I was recently posting about SF:BST and SF:ASW
Science Fiction: Before Star Trek and Science Fiction: After Star Wars.
The 60s impacted us with REAL TECHNOLOGY that made different futures possible. But Asimov's forceblade did not present the contradictory physics of a beam of light stopping at a fixed distance. I don't know how much lightsabers or laserswords are used because I won't read anything that has them.
SF:ASW tends to make science irrelevant.
A laser is an energy beam so it depends on what the writer says it can do.
psik
Nakai
February 18th, 2011, 03:40 PM
yes i agree with you on all points there.science fiction after SW became a sort of horse that any one can kick and ride (i have nuffing against horses).
livens
February 18th, 2011, 07:17 PM
Ill comment on the original question, and say NO. Simply because I have never once ran across an 'energy sword' in all of the science fiction books I have read.
And the only one I have ever heard of was in the Star Wars films. (Ive never read a SW book and never will.)
It sounds like you have ran into them, and often, so let me ask you this: In what books beside SW have you been reading about them?
psikeyhackr
February 18th, 2011, 08:58 PM
(Ive never read a SW book and never will.)
WHAT!?!?!
You just haven't lived. :eek: :D
I tried 3 in the 80s.

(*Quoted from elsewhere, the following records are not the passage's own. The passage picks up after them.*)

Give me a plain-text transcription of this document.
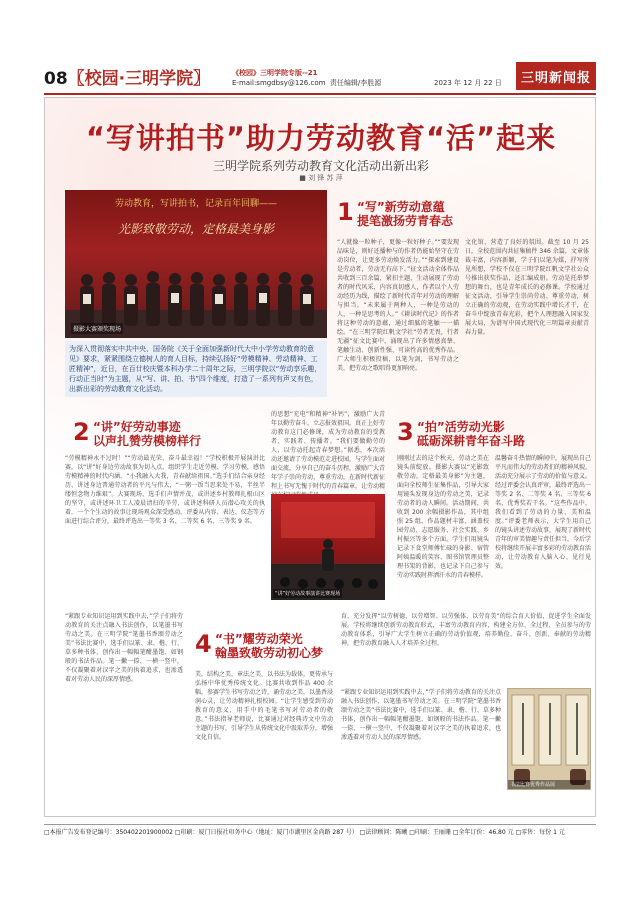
08〖校园·三明学院〗	《校园》三明学院专版--21
E-mail:smgdbsy@126.com 责任编辑/李胜源	2023 年 12 月 22 日	三明新闻报
“写讲拍书”助力劳动教育“活”起来
三明学院系列劳动教育文化活动出新出彩
■ 刘 锋 苏 萍
劳动教育，写讲拍书，记录百年回聊——
光影致敬劳动，定格最美身影
摄影大赛颁奖现场
为深入贯彻落实中共中央、国务院《关于全面加强新时代大中小学劳动教育的意见》要求，紧紧围绕立德树人的育人目标，持续弘扬好“劳模精神、劳动精神、工匠精神”，近日，在百廿校庆暨本科办学二十周年之际，三明学院以“劳动享乐趣，行动正当时”为主题，从“写、讲、拍、书”四个维度，打造了一系列有声又有色，出新出彩的劳动教育文化活动。
1 “写”新劳动意蕴
提笔激扬劳青春志
“人就像一粒种子，更像一粒好种子。”“要发现品味是，则好还播种与的作者仍能始坚守在劳动岗位，让更多劳动焕发活力。”“探索到建设是劳动者，劳动无有高下。”征文活动全体作品共收到三百余篇，紧扣主题，生动展现了劳动者的时代风采，内容真切感人，作者以个人劳动经历为线，描绘了新时代青年对劳动的理解与担当。“未来属于两种人，一种是劳动的人，一种是思考的人。”《耕读时代记》的作者将这种劳动的意蕴，通过细腻的笔触一一描绘。“在三明学院红帆文学社“劳者无畏，行者无疆”征文比赛中，涌现出了许多情感真挚、笔触生动、创新性强、可读性高的优秀作品。广大师生积极投稿，以笔为剑，书写劳动之美，把劳动之歌唱得更加响亮。
文化馆，营造了良好的氛围。截至 10 月 25 日，全校范围内共征集稿件 346 余篇，文章体裁丰富，内容新颖，学子们以笔为媒，抒写所见所想，学校不仅在三明学院红帆文学社公众号推出获奖作品，还汇编成册。劳动是托举梦想的舞台，也是青年成长的必修课。学校通过征文活动，引导学生崇尚劳动、尊重劳动，树立正确的劳动观，在劳动实践中增长才干，在奋斗中绽放青春光彩，把个人理想融入国家发展大局，为谱写中国式现代化三明篇章贡献青春力量。
2 “讲”好劳动事迹
以声扎赞劳模榜样行
“劳模精神永不过时！”“劳动最光荣，奋斗最幸福！”学校积极开展演讲比赛，以“讲”好身边劳动故事为切入点，组织学生走近劳模、学习劳模，感悟劳模精神的时代内涵。“小我融入大我，青春献给祖国。”选手们结合亲身经历，讲述身边普通劳动者的平凡与伟大，“一粥一饭当思来处不易，半丝半缕恒念物力维艰”。大赛现场，选手们声情并茂，或讲述乡村教师扎根山区的坚守，或讲述环卫工人凌晨清扫的辛劳，或讲述科研人员潜心攻关的执着，一个个生动的故事让现场观众深受感动。评委从内容、表达、仪态等方面进行综合评分，最终评选出一等奖 3 名、二等奖 6 名、三等奖 9 名。
的思想“充电”和精神“补钙”，激励广大青年以勤劳奋斗，立志报效祖国，真正上好劳动教育这门必修课，成为劳动教育的受教者、实践者、传播者。“我们要做勤劳的人，以劳动托起青春梦想。”据悉，本次活动还邀请了劳动模范走进校园，与学生面对面交流，分享自己的奋斗历程，激励广大青年学子崇尚劳动、尊重劳动，在新时代新征程上书写无愧于时代的青春篇章，让劳动精
“讲”好劳动故事演讲比赛现场
3 “拍”活劳动光影
砥砺深耕青年奋斗路
刚刚过去的这个秋天，劳动之美在镜头前绽放。摄影大赛以“光影致敬劳动，定格最美身影”为主题，面向全校师生征集作品，引导大家用镜头发现身边的劳动之美，记录劳动者的动人瞬间。活动期间，共收到 200 余幅摄影作品，其中组照 25 组，作品题材丰富，涵盖校园劳动、志愿服务、社会实践、乡村振兴等多个方面。学生们用镜头记录下食堂师傅忙碌的身影、宿管阿姨温暖的笑容、图书馆管理员整理书架的背影，也记录下自己参与劳动实践时挥洒汗水的青春模样。
温馨奋斗热情的瞬间中，展现出自己平凡而伟大的劳动者们的精神风貌，活动充分展示了劳动的价值与意义。经过评委会认真评审，最终评选出一等奖 2 名、二等奖 4 名、三等奖 6 名、优秀奖若干名。“这些作品中，我们看到了劳动的力量、美和温度。”评委老师表示，大学生用自己的镜头讲述劳动故事，展现了新时代青年的审美情趣与责任担当，今后学校将继续开展丰富多彩的劳动教育活动，让劳动教育入脑入心、见行见效。
“紧跟专业知识运用到实践中去，”学子们将劳动教育的关注点融入书法创作，以笔墨书写劳动之美。在三明学院“笔墨书香颂劳动之美”书法比赛中，选手们以篆、隶、楷、行、草多种书体，创作出一幅幅笔酣墨饱、如钢般的书法作品。笔一撇一捺、一横一竖中，不仅凝聚着对汉字之美的执着追求，也渗透着对劳动人民的深厚情感。
4 “书”耀劳动荣光
翰墨致敬劳动初心梦
美，结构之美，章法之美，以书法为载体，更传承与弘扬中华优秀传统文化。比赛共收到作品 400 余幅，参赛学生书写劳动之诗，诵劳动之美，以墨香浸润心灵，让劳动精神扎根校园。“让学生感受到劳动教育的意义，用手中的毛笔书写对劳动者的敬意。”书法指导老师说，比赛通过对经典诗文中劳动主题的书写，引导学生从传统文化中汲取养分，增强文化自信。
育，充分发挥“以劳树德、以劳增智、以劳强体、以劳育美”的综合育人价值，促进学生全面发展。学校将继续创新劳动教育形式，丰富劳动教育内容，构建全方位、全过程、全员参与的劳动教育体系，引导广大学生树立正确的劳动价值观，培养勤俭、奋斗、创新、奉献的劳动精神，把劳动教育融入人才培养全过程。
“紧跟专业知识运用到实践中去，”学子们将劳动教育的关注点融入书法创作，以笔墨书写劳动之美。在三明学院“笔墨书香颂劳动之美”书法比赛中，选手们以篆、隶、楷、行、草多种书体，创作出一幅幅笔酣墨饱、如钢般的书法作品。笔一撇一捺、一横一竖中，不仅凝聚着对汉字之美的执着追求，也渗透着对劳动人民的深厚情感。
书法比赛优秀作品展
□本报广告发布登记编号：350402201900002 □印刷：厦门日报社印务中心（地址：厦门市湖里区金尚路 287 号） □法律顾问：陈曦 □印刷：王丽珊 □全年订价：46.80 元 □零售：每份 1 元
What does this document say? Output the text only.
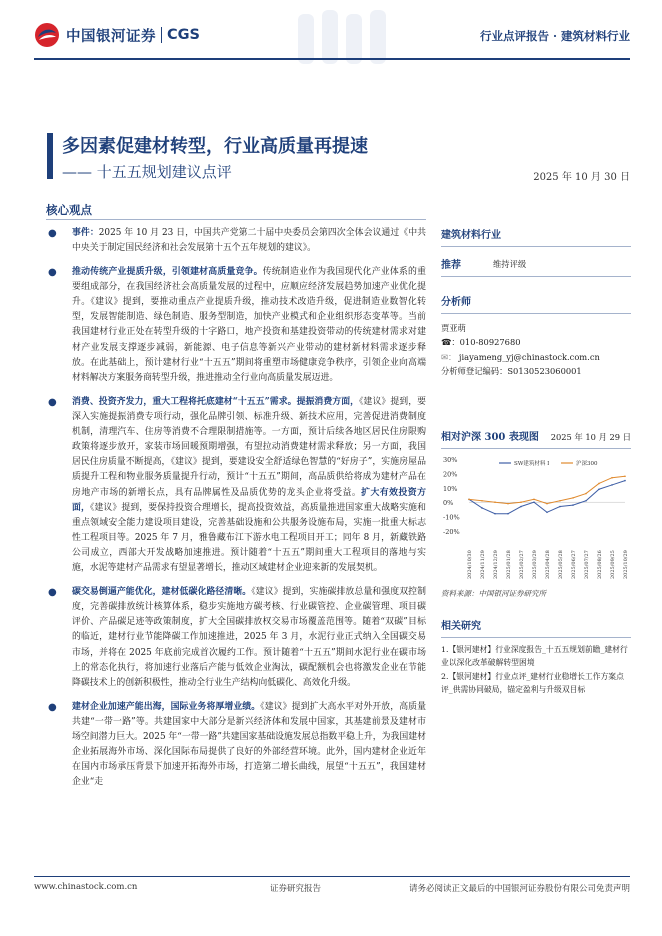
中国银河证券 CGS	行业点评报告 · 建筑材料行业
多因素促建材转型，行业高质量再提速
—— 十五五规划建议点评	2025 年 10 月 30 日
核心观点
● 事件：2025 年 10 月 23 日，中国共产党第二十届中央委员会第四次全体会议通过《中共中央关于制定国民经济和社会发展第十五个五年规划的建议》。
● 推动传统产业提质升级，引领建材高质量竞争。传统制造业作为我国现代化产业体系的重要组成部分，在我国经济社会高质量发展的过程中，应顺应经济发展趋势加速产业优化提升。《建议》提到，要推动重点产业提质升级，推动技术改造升级，促进制造业数智化转型，发展智能制造、绿色制造、服务型制造，加快产业模式和企业组织形态变革等。当前我国建材行业正处在转型升级的十字路口，地产投资和基建投资带动的传统建材需求对建材产业发展支撑逐步减弱，新能源、电子信息等新兴产业带动的建材新材料需求逐步释放。在此基础上，预计建材行业“十五五”期间将重塑市场健康竞争秩序，引领企业向高端材料解决方案服务商转型升级，推进推动全行业向高质量发展迈进。
● 消费、投资齐发力，重大工程将托底建材“十五五”需求。提振消费方面，《建议》提到，要深入实施提振消费专项行动，强化品牌引领、标准升级、新技术应用，完善促进消费制度机制，清理汽车、住房等消费不合理限制措施等。一方面，预计后续各地区居民住房限购政策将逐步放开，家装市场回暖预期增强，有望拉动消费建材需求释放；另一方面，我国居民住房质量不断提高，《建议》提到，要建设安全舒适绿色智慧的“好房子”，实施房屋品质提升工程和物业服务质量提升行动，预计“十五五”期间，高品质供给将成为建材产品在房地产市场的新增长点，具有品牌属性及品质优势的龙头企业将受益。扩大有效投资方面，《建议》提到，要保持投资合理增长，提高投资效益，高质量推进国家重大战略实施和重点领域安全能力建设项目建设，完善基础设施和公共服务设施布局，实施一批重大标志性工程项目等。2025 年 7 月，雅鲁藏布江下游水电工程项目开工；同年 8 月，新藏铁路公司成立，西部大开发战略加速推进。预计随着“十五五”期间重大工程项目的落地与实施，水泥等建材产品需求有望显著增长，推动区域建材企业迎来新的发展契机。
● 碳交易倒逼产能优化，建材低碳化路径清晰。《建议》提到，实施碳排放总量和强度双控制度，完善碳排放统计核算体系，稳步实施地方碳考核、行业碳管控、企业碳管理、项目碳评价、产品碳足迹等政策制度，扩大全国碳排放权交易市场覆盖范围等。随着“双碳”目标的临近，建材行业节能降碳工作加速推进，2025 年 3 月，水泥行业正式纳入全国碳交易市场，并将在 2025 年底前完成首次履约工作。预计随着“十五五”期间水泥行业在碳市场上的常态化执行，将加速行业落后产能与低效企业淘汰，碳配额机会也将激发企业在节能降碳技术上的创新积极性，推动全行业生产结构向低碳化、高效化升级。
● 建材企业加速产能出海，国际业务将厚增业绩。《建议》提到扩大高水平对外开放，高质量共建“一带一路”等。共建国家中大部分是新兴经济体和发展中国家，其基建前景及建材市场空间潜力巨大。2025 年“一带一路”共建国家基础设施发展总指数平稳上升，为我国建材企业拓展海外市场、深化国际布局提供了良好的外部经营环境。此外，国内建材企业近年在国内市场承压背景下加速开拓海外市场，打造第二增长曲线，展望“十五五”，我国建材企业“走
建筑材料行业
推荐	维持评级
分析师
贾亚萌
☎：010-80927680
✉： jiayameng_yj@chinastock.com.cn
分析师登记编码：S0130523060001
相对沪深 300 表现图 2025 年 10 月 29 日
30%
20%
10%
0%
-10%
-20%
2024/10/30 2024/11/29 2024/12/29 2025/01/28 2025/02/27 2025/03/29 2025/04/28 2025/05/28 2025/06/27 2025/07/27 2025/08/26 2025/09/25 2025/10/29
SW建筑材料 I	沪深300
资料来源：中国银河证券研究所
相关研究

1.【银河建材】行业深度报告_十五五规划前瞻_建材行业以深化改革破解转型困境

2.【银河建材】行业点评_建材行业稳增长工作方案点评_供需协同破局，锚定盈利与升级双目标

www.chinastock.com.cn	证券研究报告	请务必阅读正文最后的中国银河证券股份有限公司免责声明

I manged to finish one.
Star Trek isn't good enough to READ. It is somewhat surprising the The Empire Strikes Back is so good as a movie.
psik
Sparrow
February 19th, 2011, 08:18 AM
Ok i would like to know what ever one thinks of the Energy sword and weather it has been used to much in Sci-Fi?For most of the people out in the world(or the U.S) the best type of this weapon is the lightsaber(lightsabre) and some "hardcore" fans think the Energy sword now belongs to Lucas,thoughts?
Just think for a moment, how utterly stupid a lightsaber is.
They travel at faster than light speed across the galaxy in ships that we can only imagine, and to do what... have a sword fight.
You know what you do to someone who whips out a lightsaber on you?
You remove them from the realm of the living by any number of means, because after all, you can travel at light speed so you have ample technology at your disposal to take care of a person waving a sword at you.